What Home Influencers Wish You Know About Keeping Their Home Picture-Perfect

styled dining room table

Jessie Ruane

Ever wonder how home influencers seem to post photos of their well-styled, sparkling spaces almost every day when you can barely keep your countertops clutter-free for an hour? We spoke with three influencers who shared comments on whether they naturally lean tidy or not, the steps they take to stockpile photos for their grids, and the degree to which they share messier moments with their followers. Life may not be a series of perfectly styled spaces for anyone—but when sharing images of your magazine-worthy home is your profession, a whole lot of behind the scenes planning and strategy is key.

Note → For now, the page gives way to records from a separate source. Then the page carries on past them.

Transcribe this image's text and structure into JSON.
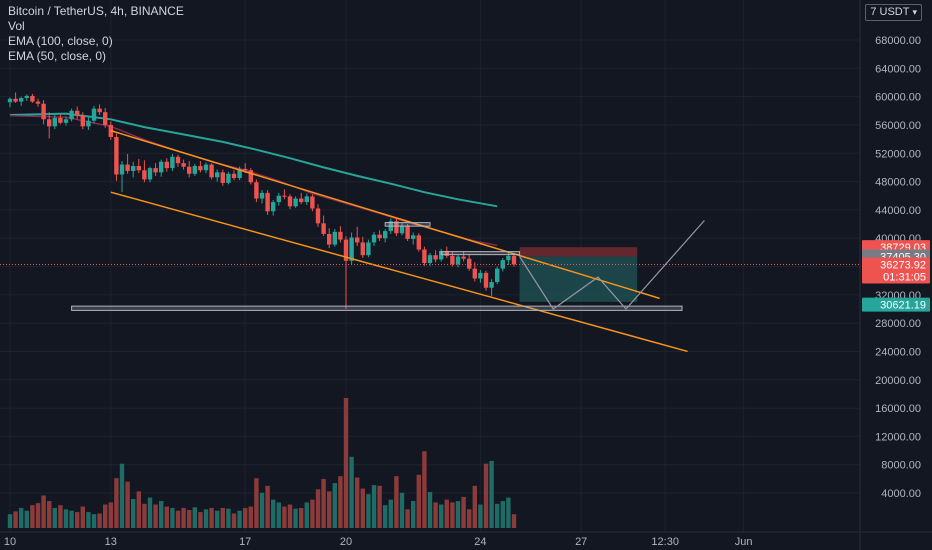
{
  "legend": {
    "symbol": "Bitcoin / TetherUS, 4h, BINANCE",
    "vol": "Vol",
    "ema100": "EMA (100, close, 0)",
    "ema50": "EMA (50, close, 0)"
  },
  "currency_selector": {
    "label": "USDT",
    "prefix": "7",
    "chevron": "▾"
  },
  "colors": {
    "background": "#131722",
    "grid": "#1e222d",
    "text": "#b2b5be",
    "up": "#26a69a",
    "down": "#ef5350",
    "vol_up": "#1f6b66",
    "vol_down": "#8c3b3b",
    "ema100": "#26a69a",
    "ema50": "#8e2a52",
    "trendline": "#f7931a",
    "projection": "#9598a1",
    "zone_box": "#b2b5be",
    "target_zone": "#1d4e4f",
    "stop_zone": "#6b2a2f"
  },
  "chart_data": {
    "type": "candlestick",
    "title": "Bitcoin / TetherUS, 4h, BINANCE",
    "y_ticks": [
      4000,
      8000,
      12000,
      16000,
      20000,
      24000,
      28000,
      32000,
      36000,
      40000,
      44000,
      48000,
      52000,
      56000,
      60000,
      64000,
      68000
    ],
    "y_tick_labels": [
      "4000.00",
      "8000.00",
      "12000.00",
      "16000.00",
      "20000.00",
      "24000.00",
      "28000.00",
      "32000.00",
      "36000.00",
      "40000.00",
      "44000.00",
      "48000.00",
      "52000.00",
      "56000.00",
      "60000.00",
      "64000.00",
      "68000.00"
    ],
    "x_ticks": [
      {
        "label": "10",
        "t": 0
      },
      {
        "label": "13",
        "t": 18
      },
      {
        "label": "17",
        "t": 42
      },
      {
        "label": "20",
        "t": 60
      },
      {
        "label": "24",
        "t": 84
      },
      {
        "label": "27",
        "t": 102
      },
      {
        "label": "12:30",
        "t": 117
      },
      {
        "label": "Jun",
        "t": 131
      }
    ],
    "price_labels": [
      {
        "value": 38729.03,
        "text": "38729.03",
        "color": "#ef5350"
      },
      {
        "value": 37405.3,
        "text": "37405.30",
        "color": "#787b86"
      },
      {
        "value": 36273.92,
        "text": "36273.92",
        "countdown": "01:31:05",
        "color": "#ef5350"
      },
      {
        "value": 30621.19,
        "text": "30621.19",
        "color": "#26a69a"
      }
    ],
    "current_price": 36273.92,
    "ema100": [
      [
        0,
        57400
      ],
      [
        10,
        57600
      ],
      [
        18,
        56800
      ],
      [
        24,
        55700
      ],
      [
        30,
        54800
      ],
      [
        38,
        53600
      ],
      [
        44,
        52500
      ],
      [
        50,
        51300
      ],
      [
        56,
        50000
      ],
      [
        62,
        48800
      ],
      [
        68,
        47700
      ],
      [
        74,
        46500
      ],
      [
        80,
        45500
      ],
      [
        87,
        44500
      ]
    ],
    "ema50": [
      [
        0,
        57300
      ],
      [
        10,
        57100
      ],
      [
        18,
        55800
      ],
      [
        24,
        53900
      ],
      [
        30,
        52300
      ],
      [
        36,
        50800
      ],
      [
        42,
        49600
      ],
      [
        48,
        48100
      ],
      [
        54,
        46300
      ],
      [
        60,
        44900
      ],
      [
        66,
        43500
      ],
      [
        72,
        42000
      ],
      [
        78,
        40700
      ],
      [
        83,
        39600
      ],
      [
        87,
        39000
      ]
    ],
    "candles": [
      [
        59200,
        59900,
        58500,
        59700
      ],
      [
        59700,
        60600,
        59100,
        59300
      ],
      [
        59300,
        60000,
        58700,
        59800
      ],
      [
        59800,
        60300,
        59400,
        60100
      ],
      [
        60100,
        60400,
        59100,
        59300
      ],
      [
        59300,
        59700,
        58600,
        59000
      ],
      [
        59000,
        59500,
        56100,
        56800
      ],
      [
        56800,
        57800,
        54100,
        55800
      ],
      [
        55800,
        57400,
        55400,
        57000
      ],
      [
        57000,
        57500,
        56100,
        56300
      ],
      [
        56300,
        57200,
        55900,
        56800
      ],
      [
        56800,
        58300,
        56500,
        58000
      ],
      [
        58000,
        58600,
        56800,
        57300
      ],
      [
        57300,
        57800,
        55400,
        55800
      ],
      [
        55800,
        57100,
        55300,
        56600
      ],
      [
        56600,
        58700,
        56200,
        58300
      ],
      [
        58300,
        58900,
        57400,
        57800
      ],
      [
        57800,
        58400,
        55600,
        56000
      ],
      [
        56000,
        56500,
        53900,
        54300
      ],
      [
        54300,
        54800,
        48100,
        49000
      ],
      [
        49000,
        50900,
        46500,
        50400
      ],
      [
        50400,
        51900,
        49100,
        49500
      ],
      [
        49500,
        50800,
        48600,
        50200
      ],
      [
        50200,
        51200,
        49200,
        49600
      ],
      [
        49600,
        51000,
        47900,
        48300
      ],
      [
        48300,
        50100,
        47900,
        49900
      ],
      [
        49900,
        50600,
        48800,
        49300
      ],
      [
        49300,
        51100,
        48700,
        50800
      ],
      [
        50800,
        51300,
        49400,
        49900
      ],
      [
        49900,
        51900,
        49500,
        51500
      ],
      [
        51500,
        51800,
        50100,
        50600
      ],
      [
        50600,
        51100,
        49700,
        50100
      ],
      [
        50100,
        50900,
        48600,
        49100
      ],
      [
        49100,
        50500,
        48800,
        50200
      ],
      [
        50200,
        50900,
        49300,
        49600
      ],
      [
        49600,
        50700,
        49200,
        50400
      ],
      [
        50400,
        50600,
        48300,
        48600
      ],
      [
        48600,
        49700,
        48000,
        49300
      ],
      [
        49300,
        49700,
        47400,
        47800
      ],
      [
        47800,
        49400,
        47600,
        49100
      ],
      [
        49100,
        49600,
        48200,
        48500
      ],
      [
        48500,
        50100,
        48200,
        49800
      ],
      [
        49800,
        50600,
        49200,
        49600
      ],
      [
        49600,
        49900,
        47600,
        47900
      ],
      [
        47900,
        48300,
        45100,
        45600
      ],
      [
        45600,
        46800,
        44900,
        46400
      ],
      [
        46400,
        46800,
        43300,
        43800
      ],
      [
        43800,
        45400,
        43200,
        45100
      ],
      [
        45100,
        46400,
        44600,
        46000
      ],
      [
        46000,
        46900,
        45500,
        45900
      ],
      [
        45900,
        46200,
        44100,
        44500
      ],
      [
        44500,
        45900,
        44300,
        45600
      ],
      [
        45600,
        46400,
        44800,
        45100
      ],
      [
        45100,
        46300,
        44700,
        45900
      ],
      [
        45900,
        46200,
        43800,
        44200
      ],
      [
        44200,
        44800,
        41600,
        42100
      ],
      [
        42100,
        43200,
        40300,
        40600
      ],
      [
        40600,
        41400,
        38600,
        39100
      ],
      [
        39100,
        41300,
        38800,
        40900
      ],
      [
        40900,
        41700,
        39400,
        39800
      ],
      [
        39800,
        40300,
        30000,
        36800
      ],
      [
        36800,
        40800,
        36200,
        40100
      ],
      [
        40100,
        41600,
        38900,
        39400
      ],
      [
        39400,
        40200,
        37200,
        37600
      ],
      [
        37600,
        39800,
        37300,
        39400
      ],
      [
        39400,
        40900,
        38900,
        40500
      ],
      [
        40500,
        41100,
        39600,
        40000
      ],
      [
        40000,
        41300,
        39400,
        41000
      ],
      [
        41000,
        42800,
        40600,
        42400
      ],
      [
        42400,
        42800,
        40300,
        40700
      ],
      [
        40700,
        42200,
        40400,
        41800
      ],
      [
        41800,
        42000,
        39600,
        39900
      ],
      [
        39900,
        40800,
        39100,
        40400
      ],
      [
        40400,
        40700,
        38100,
        38400
      ],
      [
        38400,
        38800,
        36100,
        36500
      ],
      [
        36500,
        37900,
        36100,
        37600
      ],
      [
        37600,
        38300,
        36600,
        37000
      ],
      [
        37000,
        38500,
        36700,
        38200
      ],
      [
        38200,
        38800,
        37200,
        37500
      ],
      [
        37500,
        38100,
        36000,
        36300
      ],
      [
        36300,
        37700,
        35900,
        37400
      ],
      [
        37400,
        38200,
        36700,
        37100
      ],
      [
        37100,
        37700,
        35400,
        35700
      ],
      [
        35700,
        36600,
        33900,
        34300
      ],
      [
        34300,
        35500,
        33700,
        35100
      ],
      [
        35100,
        35400,
        32600,
        33000
      ],
      [
        33000,
        34200,
        31800,
        33800
      ],
      [
        33800,
        36000,
        33500,
        35700
      ],
      [
        35700,
        37200,
        35300,
        36900
      ],
      [
        36900,
        38100,
        36200,
        37500
      ],
      [
        37500,
        37900,
        36000,
        36300
      ]
    ],
    "volume_max": 18800,
    "volume": [
      2000,
      2400,
      2900,
      2500,
      3300,
      3600,
      4700,
      3900,
      2900,
      3300,
      2700,
      2500,
      2300,
      3100,
      2300,
      2000,
      2100,
      3400,
      3700,
      7200,
      9300,
      6700,
      4200,
      5300,
      3500,
      4400,
      3400,
      3900,
      3100,
      2900,
      2500,
      2900,
      2600,
      3000,
      2300,
      2700,
      2900,
      2500,
      2900,
      2800,
      2100,
      2500,
      2900,
      3100,
      7200,
      5100,
      6100,
      4100,
      3700,
      3100,
      3400,
      2800,
      2900,
      3700,
      4100,
      5600,
      7100,
      5300,
      6500,
      7500,
      18800,
      10300,
      7300,
      5700,
      4900,
      6200,
      6100,
      3300,
      4100,
      7500,
      5100,
      2700,
      3900,
      7700,
      11100,
      5200,
      3700,
      3400,
      4100,
      3700,
      3900,
      4500,
      2700,
      6100,
      3400,
      9300,
      9700,
      3500,
      3900,
      4400,
      2000
    ],
    "trendlines": {
      "channel_upper": [
        [
          18,
          55200
        ],
        [
          116,
          31500
        ]
      ],
      "channel_lower": [
        [
          18,
          46500
        ],
        [
          121,
          24000
        ]
      ],
      "support_box": [
        [
          11,
          29800
        ],
        [
          120,
          30400
        ]
      ],
      "resistance_box_1": [
        [
          67,
          41700
        ],
        [
          75,
          42200
        ]
      ],
      "resistance_box_2": [
        [
          77,
          37800
        ],
        [
          91,
          38100
        ]
      ],
      "target_zone": [
        [
          91,
          31000
        ],
        [
          112,
          37400
        ]
      ],
      "stop_zone": [
        [
          91,
          37400
        ],
        [
          112,
          38729
        ]
      ],
      "projection": [
        [
          91,
          37400
        ],
        [
          97,
          30000
        ],
        [
          105,
          34500
        ],
        [
          110,
          30000
        ],
        [
          124,
          42500
        ]
      ]
    }
  }
}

new york apartment living room

Hattie Kolp

Understand Your Innate Habits

Instagrammer Hattie Kolp naturally enjoys keeping her apartment clean and tidy. "As an adult, I have always been pretty neat," she said. "My physical surroundings affect how I feel on the inside, so I know if my apartment is a mess I’ll probably feel really stressed out." That said, as a frequent DIYer, she doesn't hesitate to show some behind-the-scenes action. "Of course, sometimes—especially during home projects—it does get messy and I gladly will show that on Instagram; maybe not on the feed but in stories," Kolp added, and perhaps this behavior only strengthens her online presence. Kolp noted, "I think my transparency on Instagram is a big reason why people connect with me!"

Instagrammer Jessie Ruane of Jessie Finds doesn't get as stressed about the state of her apartment. "I don't mind living in chaos at all, so the fact that I somehow became a home influencer is pretty funny to me," she noted. And her unit's layout makes containing clutter even more of a challenge. "I also live in a loft, so there is no hiding of any sort of mess," she explained. "I don't have a closet—not a single closet."

mural art in kitchen

Jessie Ruane

Stockpile Photographs

While Ruane is well aware of her natural tendencies, she keeps these concealed on the 'gram. "I rarely show a mess unless it's on purpose, and usually humorously," she commented. Days on which her apartment is fully organized and decorated become key for shooting photos. "When I deep clean and style an area, I usually try to take multiple photos and videos while it's looking good ... and then I try to use that content for a few months, and in rare occasions, up to a year," she explained.

Erika Ver of Peony and Honey is also a proponent of this tactic. "My best advice to anyone trying to keep their feeds full of well-styled photos is to batch content," she said. "When a particular room is clean or recently finished and styled, take a bunch of photos and videos capturing each angle of the space. Additionally, you can switch up the styling slightly between shots for a different look. Switch out things like throws, artwork, decorative objects, and pillows to create a whole new look in the same space."

small pink bathroom

Jessie Ruane

Optimize Performance

By now, Ruane also has a strong enough sense of which sections of her apartment her followers favor and can resurface past content featuring these nooks or rooms if necessary. She stated, "If I'm in an engagement lull, I usually post an old video of my bathroom—which is so rarely clean, it has to be old videos—to help it get a spike again."

Ruane hesitates to capture certain areas of her loft and finds that photos of sections that are more completely styled resonate better with her audience. "There are a few spots in my apartment I've hardly shown because they have never felt 'done,' to me," she shared. "I try to make it all feel as complete as possible, or the photos don't really pop and they underperform."

In addition to wanting to keep their followers happy, influencers can also fall into the habit of comparing themselves with their counterparts. "There’s always this underlying pressure to create the perfect IG grid," Ver noted. "It’s not often talked about, but it’s there and very real. How do you not compare your home to the homes of other content creators?"

styled living room coffee table

Erika Wasilewski

Embrace Highs and Lows

Despite this, keeping followers aware of life's highs and lows—and how they affect the state of her home—is important to Ver. "I keep it 100 with my 'Honeys,' as I call my followers. They know when my house is a disaster, I’m stressed, not feeling well—I am open and honest about all of it."

For Ver, posting to her static feed is not a daily practice but a moment in which to showcase well-styled moments around her home. "I treat my feed like a special occasion," she noted. "I dress up a room for it, and I don’t post unless I have something lovely ready to post. I think my people understand that the perfectly styled photos on my feed are that special occasion and a representation of my best days."

cat laying on bed

Erika Wasilewski

Celebrate the Imperfections

Ver urged other influencers to remain open to photo mistakes that may actually enhance their overall product. "Perfection is unattainable, so don’t put pressure on yourself to achieve it," she advised. "I find that people often enjoy the cat that snuck into the photo, the blanket that fell onto the floor, and all the little imperfections of real life. You don’t have to keep a perfectly tidy house all the time, you just have to work the angles!"